Uhm... because it was like so originally, and because various actors are visible, so it makes sense to be _isActive, in case something happens in the middle.
In any case...

- on further debug, this bug has nothing to do with popModal in deactivate(), because onStatusChanged happens after _deactivateComplete - the isActive comes from the _lockScreenShown that my patch prevents
- for robustness, it makes sense to invert the logic in _onStatusChanged and ignore the invariant - there is very little to lose

Comment 20 Giovanni Campagna 2013-06-04 17:00:19 UTC

Created attachment 246018 [details] [review]
ScreenShield: when the user goes idle, check for active before pushing a modal

We can't assume "isActive implies isModal", so there is a risk
of pushing a modal that nothing else will ever pop, because we
take the early return and don't activate the user active watch.

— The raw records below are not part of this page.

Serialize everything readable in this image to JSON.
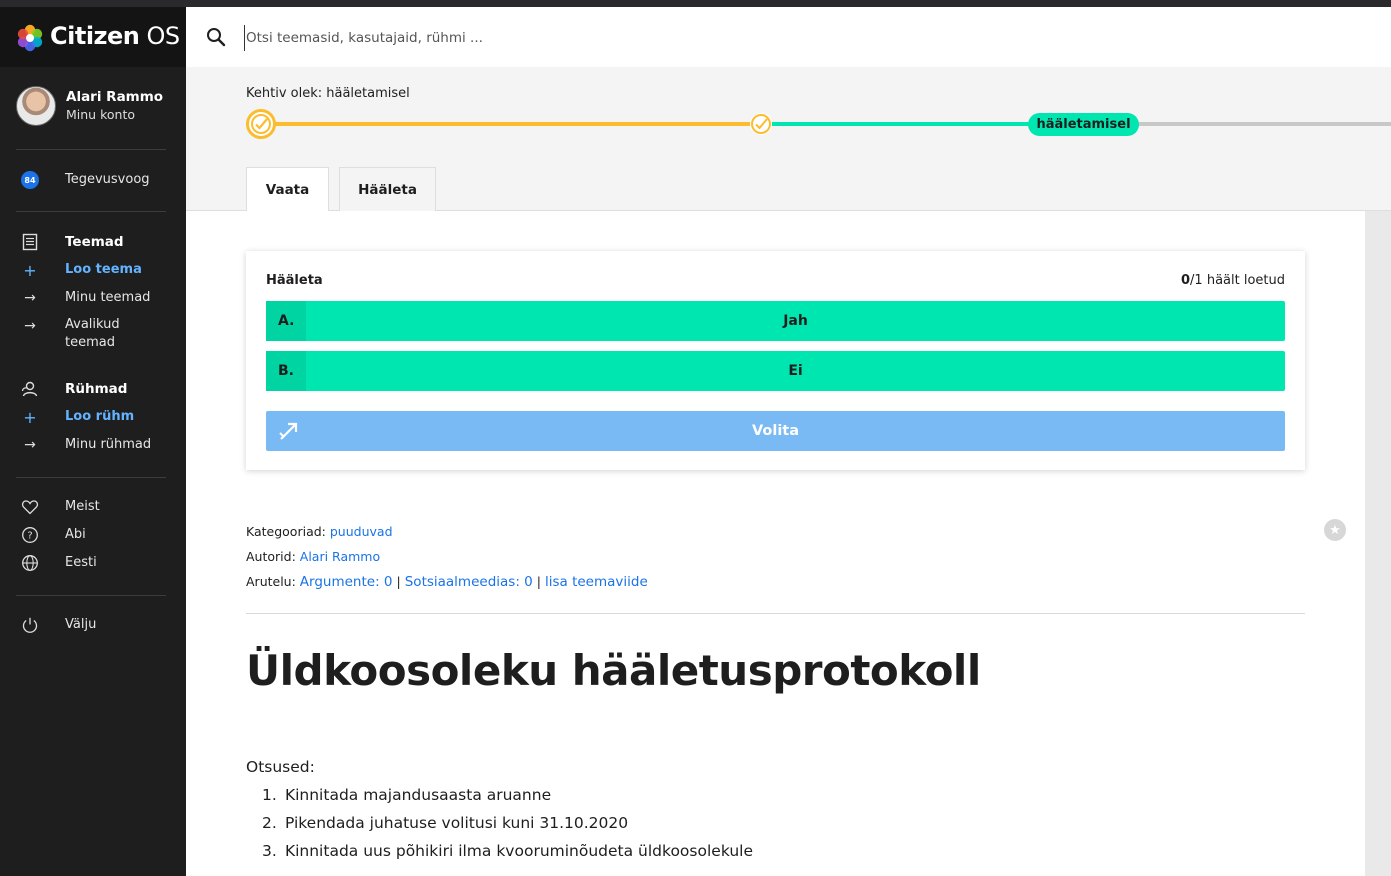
{
  "app": {
    "logo_bold": "Citizen",
    "logo_light": "OS"
  },
  "user": {
    "name": "Alari Rammo",
    "account_label": "Minu konto"
  },
  "sidebar": {
    "activity": {
      "badge": "84",
      "label": "Tegevusvoog"
    },
    "topics": {
      "heading": "Teemad",
      "create": "Loo teema",
      "mine": "Minu teemad",
      "public": "Avalikud teemad"
    },
    "groups": {
      "heading": "Rühmad",
      "create": "Loo rühm",
      "mine": "Minu rühmad"
    },
    "about": "Meist",
    "help": "Abi",
    "language": "Eesti",
    "logout": "Välju"
  },
  "search": {
    "placeholder": "Otsi teemasid, kasutajaid, rühmi ..."
  },
  "status": {
    "label": "Kehtiv olek: hääletamisel",
    "current_phase": "hääletamisel",
    "colors": {
      "done": "#fbbd2e",
      "active": "#00e6b0",
      "pending": "#c8c8c8"
    }
  },
  "tabs": [
    {
      "label": "Vaata"
    },
    {
      "label": "Hääleta"
    }
  ],
  "vote": {
    "title": "Hääleta",
    "count_current": "0",
    "count_rest": "/1 häält loetud",
    "options": [
      {
        "letter": "A.",
        "text": "Jah"
      },
      {
        "letter": "B.",
        "text": "Ei"
      }
    ],
    "delegate_label": "Volita",
    "colors": {
      "option": "#00e6b0",
      "delegate": "#79baf5"
    }
  },
  "meta": {
    "categories_label": "Kategooriad:",
    "categories_value": "puuduvad",
    "authors_label": "Autorid:",
    "authors_value": "Alari Rammo",
    "discussion_label": "Arutelu:",
    "arguments": "Argumente: 0",
    "social": "Sotsiaalmeedias: 0",
    "add_link": "lisa teemaviide"
  },
  "topic": {
    "title": "Üldkoosoleku hääletusprotokoll",
    "decisions_label": "Otsused:",
    "decisions": [
      {
        "num": "1.",
        "text": "Kinnitada majandusaasta aruanne"
      },
      {
        "num": "2.",
        "text": "Pikendada juhatuse volitusi kuni 31.10.2020"
      },
      {
        "num": "3.",
        "text": "Kinnitada uus põhikiri ilma kvooruminõudeta üldkoosolekule"
      }
    ]
  }
}
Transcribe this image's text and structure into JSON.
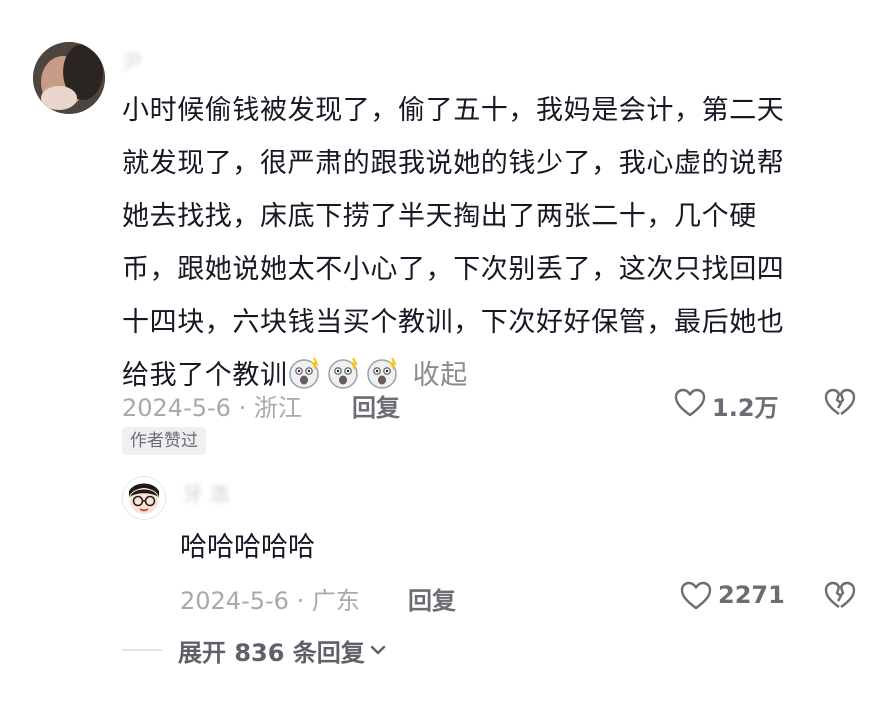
{
  "main_comment": {
    "username": "尹",
    "lines": [
      "小时候偷钱被发现了，偷了五十，我妈是会计，第二天",
      "就发现了，很严肃的跟我说她的钱少了，我心虚的说帮",
      "她去找找，床底下捞了半天掏出了两张二十，几个硬",
      "币，跟她说她太不小心了，下次别丢了，这次只找回四",
      "十四块，六块钱当买个教训，下次好好保管，最后她也"
    ],
    "last_line": "给我了个教训",
    "emojis": [
      "shocked-face-icon",
      "shocked-face-icon",
      "shocked-face-icon"
    ],
    "collapse_label": "收起",
    "meta": "2024-5-6 · 浙江",
    "reply_label": "回复",
    "like_count": "1.2万",
    "author_badge": "作者赞过"
  },
  "reply_comment": {
    "username": "牙 浩",
    "text": "哈哈哈哈哈",
    "meta": "2024-5-6 · 广东",
    "reply_label": "回复",
    "like_count": "2271"
  },
  "expand": {
    "label": "展开 836 条回复"
  },
  "colors": {
    "text_primary": "#161823",
    "text_secondary": "#a8a9ae",
    "badge_bg": "#efeff1"
  }
}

Comment 21 Matthias Clasen 2013-06-24 03:04:01 UTC

Can this get reviewed and merged ?

Comment 22 Jasper St. Pierre (not reading bugmail) 2013-06-24 03:07:15 UTC

Review of attachment 246018 [details] [review]:

::: js/ui/screenShield.js
@@ +777,3 @@
+            // so becomeModal() would take the fast path too. But that
+            // assumption is wrong during the deactivation animation, because
+            // we drop the modal early.

I don't think history needs to be in a comment like this. Remove it.

Comment 23 Giovanni Campagna 2013-07-04 13:19:44 UTC

Comment on attachment 246018 [details] [review]
ScreenShield: when the user goes idle, check for active before pushing a modal

Attachment 246018 [details] pushed as d509ab7 - ScreenShield: when the user goes idle, check for active before pushing a modal

The other patch is still needed and pending review.

Comment 24 Giovanni Campagna 2013-08-06 14:10:44 UTC

Attachment 245967 [details] pushed as 7652f42 - ScreenShield: remove curtain animation when hiding without animation
Reviewed by Jasper St. Pierre at Guadec.